The Faster Way to Check Any Lease

Reading a 20-page tenancy agreement carefully takes time most people do not have when they are in the middle of a Dublin property hunt and the agent is chasing them for a signed copy by end of business. The AI Lease Review tool on HomeScout scans your tenancy agreement and flags clauses that conflict with Irish tenancy law, tells you which ones are illegal, which are unfair but technically legal, and which are completely standard. It takes a couple of minutes rather than a couple of hours, and it catches language that most people would read straight past.

You can also check the HomeScout guide to signing your first lease in Ireland for a more detailed walkthrough of the full signing process, from what to ask before you view a property to what to document when you collect the keys.


FAQ

Can I refuse to sign specific clauses?

You can, though the practical outcome depends on the landlord's flexibility. You have every right to request amendments before signing,a lease is a negotiation until both parties agree. Strike through clauses you refuse to accept, initial the changes, and get the landlord to countersign. If the landlord refuses to budge on an illegal clause, you have to decide whether the apartment is worth signing anyway. Remember: an illegal clause is not enforceable regardless of whether it's in the document, but having it there creates unnecessary friction if things go wrong.

What if my landlord won't remove an illegal clause?

If they insist on keeping an illegal clause in the lease, you can still sign because the clause has no legal force. The Residential Tenancies Act overrides whatever the lease says. Document the clause, note the date you signed, and keep a copy of the lease. If the landlord attempts to act on the illegal clause later, you have a paper trail and a clear legal basis to push back through the RTB.

Is a lease valid if it contains illegal clauses?

Yes, the lease itself is still valid,you still have a tenancy. The illegal clauses are simply void, meaning they cannot be enforced, while the rest of the agreement stands. Irish tenancy law essentially treats illegal lease terms as if they were never written in the first place, replacing them with the statutory default. So signing a lease with an illegal clause does not mean you've agreed to be bound by it.

What is the RTB and how does it help tenants?

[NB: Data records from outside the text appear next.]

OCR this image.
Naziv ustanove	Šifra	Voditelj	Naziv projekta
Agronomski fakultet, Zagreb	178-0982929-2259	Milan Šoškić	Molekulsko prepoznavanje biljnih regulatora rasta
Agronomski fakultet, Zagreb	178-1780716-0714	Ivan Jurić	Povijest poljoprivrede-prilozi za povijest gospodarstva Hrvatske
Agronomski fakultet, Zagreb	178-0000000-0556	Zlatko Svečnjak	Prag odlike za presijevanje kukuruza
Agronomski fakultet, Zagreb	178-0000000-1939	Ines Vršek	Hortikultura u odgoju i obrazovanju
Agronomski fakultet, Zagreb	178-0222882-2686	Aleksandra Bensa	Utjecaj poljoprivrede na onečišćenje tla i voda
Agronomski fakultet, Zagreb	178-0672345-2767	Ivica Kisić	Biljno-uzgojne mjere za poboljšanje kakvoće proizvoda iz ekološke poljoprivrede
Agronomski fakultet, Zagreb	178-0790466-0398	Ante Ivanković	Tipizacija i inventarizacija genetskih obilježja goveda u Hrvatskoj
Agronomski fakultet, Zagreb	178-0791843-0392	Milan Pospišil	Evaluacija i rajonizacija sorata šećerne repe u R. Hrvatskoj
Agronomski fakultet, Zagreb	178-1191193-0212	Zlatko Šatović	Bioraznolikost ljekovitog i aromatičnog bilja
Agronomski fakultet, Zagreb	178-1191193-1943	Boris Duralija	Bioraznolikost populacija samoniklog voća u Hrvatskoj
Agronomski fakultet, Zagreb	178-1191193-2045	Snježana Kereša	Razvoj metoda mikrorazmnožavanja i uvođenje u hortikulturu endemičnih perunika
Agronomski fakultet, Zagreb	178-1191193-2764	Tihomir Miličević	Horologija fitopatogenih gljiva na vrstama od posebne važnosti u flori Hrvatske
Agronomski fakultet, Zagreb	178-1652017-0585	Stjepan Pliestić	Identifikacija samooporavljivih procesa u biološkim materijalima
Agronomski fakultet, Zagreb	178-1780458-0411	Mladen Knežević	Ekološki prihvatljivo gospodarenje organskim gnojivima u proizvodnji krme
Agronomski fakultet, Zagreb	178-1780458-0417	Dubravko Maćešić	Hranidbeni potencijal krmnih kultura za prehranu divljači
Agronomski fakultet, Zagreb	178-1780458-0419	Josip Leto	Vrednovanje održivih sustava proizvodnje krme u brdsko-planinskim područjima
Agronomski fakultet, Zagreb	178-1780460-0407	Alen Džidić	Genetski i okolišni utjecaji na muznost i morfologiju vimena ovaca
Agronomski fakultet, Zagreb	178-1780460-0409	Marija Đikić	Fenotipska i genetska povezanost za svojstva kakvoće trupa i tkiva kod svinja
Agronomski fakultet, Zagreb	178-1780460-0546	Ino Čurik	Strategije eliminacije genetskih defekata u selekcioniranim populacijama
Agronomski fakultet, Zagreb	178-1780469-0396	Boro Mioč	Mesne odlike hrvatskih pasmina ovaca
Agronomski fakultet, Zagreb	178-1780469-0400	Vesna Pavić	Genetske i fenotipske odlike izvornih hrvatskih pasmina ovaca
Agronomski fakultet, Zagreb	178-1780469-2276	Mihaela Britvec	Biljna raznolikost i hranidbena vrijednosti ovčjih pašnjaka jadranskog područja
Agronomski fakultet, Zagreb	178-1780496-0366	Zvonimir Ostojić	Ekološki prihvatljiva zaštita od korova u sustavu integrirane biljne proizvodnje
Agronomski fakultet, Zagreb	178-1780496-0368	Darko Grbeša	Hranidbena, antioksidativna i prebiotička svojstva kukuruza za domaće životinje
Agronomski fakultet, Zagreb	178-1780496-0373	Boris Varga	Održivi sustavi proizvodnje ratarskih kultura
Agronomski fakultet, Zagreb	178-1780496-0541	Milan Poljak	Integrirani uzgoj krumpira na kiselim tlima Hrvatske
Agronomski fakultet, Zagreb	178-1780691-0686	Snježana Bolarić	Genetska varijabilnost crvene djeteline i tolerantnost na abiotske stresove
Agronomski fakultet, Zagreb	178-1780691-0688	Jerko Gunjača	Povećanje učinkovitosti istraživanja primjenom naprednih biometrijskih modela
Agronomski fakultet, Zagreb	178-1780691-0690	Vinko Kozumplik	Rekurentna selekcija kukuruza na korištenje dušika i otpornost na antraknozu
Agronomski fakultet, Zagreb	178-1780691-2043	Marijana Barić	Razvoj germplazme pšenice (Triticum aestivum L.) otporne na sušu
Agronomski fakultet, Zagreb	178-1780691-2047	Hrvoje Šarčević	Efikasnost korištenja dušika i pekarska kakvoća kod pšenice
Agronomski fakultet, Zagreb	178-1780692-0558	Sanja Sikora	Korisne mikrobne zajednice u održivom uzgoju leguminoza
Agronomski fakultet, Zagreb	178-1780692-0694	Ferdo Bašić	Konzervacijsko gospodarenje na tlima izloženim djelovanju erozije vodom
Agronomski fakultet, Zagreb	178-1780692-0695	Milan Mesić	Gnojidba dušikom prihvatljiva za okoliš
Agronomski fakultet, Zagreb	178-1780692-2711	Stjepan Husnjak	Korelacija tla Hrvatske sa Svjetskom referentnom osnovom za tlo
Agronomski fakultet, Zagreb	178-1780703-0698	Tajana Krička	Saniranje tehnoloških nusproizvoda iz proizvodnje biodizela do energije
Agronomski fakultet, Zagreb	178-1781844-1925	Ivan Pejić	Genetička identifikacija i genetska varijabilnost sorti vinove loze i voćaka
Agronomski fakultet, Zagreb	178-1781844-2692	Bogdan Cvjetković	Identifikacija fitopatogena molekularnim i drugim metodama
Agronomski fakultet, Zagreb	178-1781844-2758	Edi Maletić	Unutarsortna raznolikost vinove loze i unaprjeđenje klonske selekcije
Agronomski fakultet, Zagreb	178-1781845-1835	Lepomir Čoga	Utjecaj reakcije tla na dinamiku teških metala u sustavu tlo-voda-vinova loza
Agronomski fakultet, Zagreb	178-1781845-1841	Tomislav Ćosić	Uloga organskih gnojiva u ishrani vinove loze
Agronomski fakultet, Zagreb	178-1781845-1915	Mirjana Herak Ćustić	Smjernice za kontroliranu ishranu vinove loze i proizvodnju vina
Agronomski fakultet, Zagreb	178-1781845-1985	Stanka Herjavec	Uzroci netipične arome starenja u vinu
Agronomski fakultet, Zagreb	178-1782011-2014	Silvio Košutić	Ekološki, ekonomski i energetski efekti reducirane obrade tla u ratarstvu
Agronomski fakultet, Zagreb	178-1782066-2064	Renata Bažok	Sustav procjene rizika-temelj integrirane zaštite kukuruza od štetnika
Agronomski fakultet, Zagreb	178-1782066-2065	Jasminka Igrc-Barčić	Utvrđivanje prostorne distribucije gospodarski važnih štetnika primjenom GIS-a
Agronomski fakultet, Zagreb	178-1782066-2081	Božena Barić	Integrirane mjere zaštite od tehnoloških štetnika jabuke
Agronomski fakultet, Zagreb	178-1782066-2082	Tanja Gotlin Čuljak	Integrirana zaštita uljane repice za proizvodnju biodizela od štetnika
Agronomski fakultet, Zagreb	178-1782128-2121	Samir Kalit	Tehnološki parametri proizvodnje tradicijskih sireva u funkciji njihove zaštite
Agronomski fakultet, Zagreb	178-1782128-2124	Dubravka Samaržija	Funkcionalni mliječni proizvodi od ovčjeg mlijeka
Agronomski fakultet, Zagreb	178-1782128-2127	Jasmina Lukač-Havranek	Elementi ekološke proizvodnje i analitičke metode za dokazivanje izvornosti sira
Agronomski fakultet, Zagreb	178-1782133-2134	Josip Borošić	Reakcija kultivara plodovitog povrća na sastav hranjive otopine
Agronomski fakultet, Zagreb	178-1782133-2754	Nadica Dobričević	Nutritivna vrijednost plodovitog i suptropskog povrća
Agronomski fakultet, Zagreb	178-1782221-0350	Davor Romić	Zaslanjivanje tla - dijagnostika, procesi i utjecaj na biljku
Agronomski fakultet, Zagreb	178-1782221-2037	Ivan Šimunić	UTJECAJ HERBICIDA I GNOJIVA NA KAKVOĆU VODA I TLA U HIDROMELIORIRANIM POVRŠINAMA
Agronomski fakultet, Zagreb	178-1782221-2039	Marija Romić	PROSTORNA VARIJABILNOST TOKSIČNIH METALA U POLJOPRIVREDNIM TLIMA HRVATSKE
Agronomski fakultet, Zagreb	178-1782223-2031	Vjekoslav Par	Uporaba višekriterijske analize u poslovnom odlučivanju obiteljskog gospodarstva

The Residential Tenancies Board is Ireland's regulator for the rental sector. It runs a free dispute resolution service where both landlords and tenants can bring complaints about deposits, illegal evictions, breach of obligations, and similar issues. If your landlord withholds your deposit without cause, enters the property without notice, or ignores repair obligations, filing with the RTB is the appropriate next step. The process is free for tenants and the outcomes are legally binding.

How do I know if my area is in a Rent Pressure Zone?

Check the RTB's postcode checker at rtb.ie. Most of Dublin city and county is covered by RPZ rules, which means the six-monthly rent review clause described above has no legal standing in most Dublin rentals. The RPZ status of an area can also change, so it is worth checking at the point of signing rather than relying on what you were told at the viewing.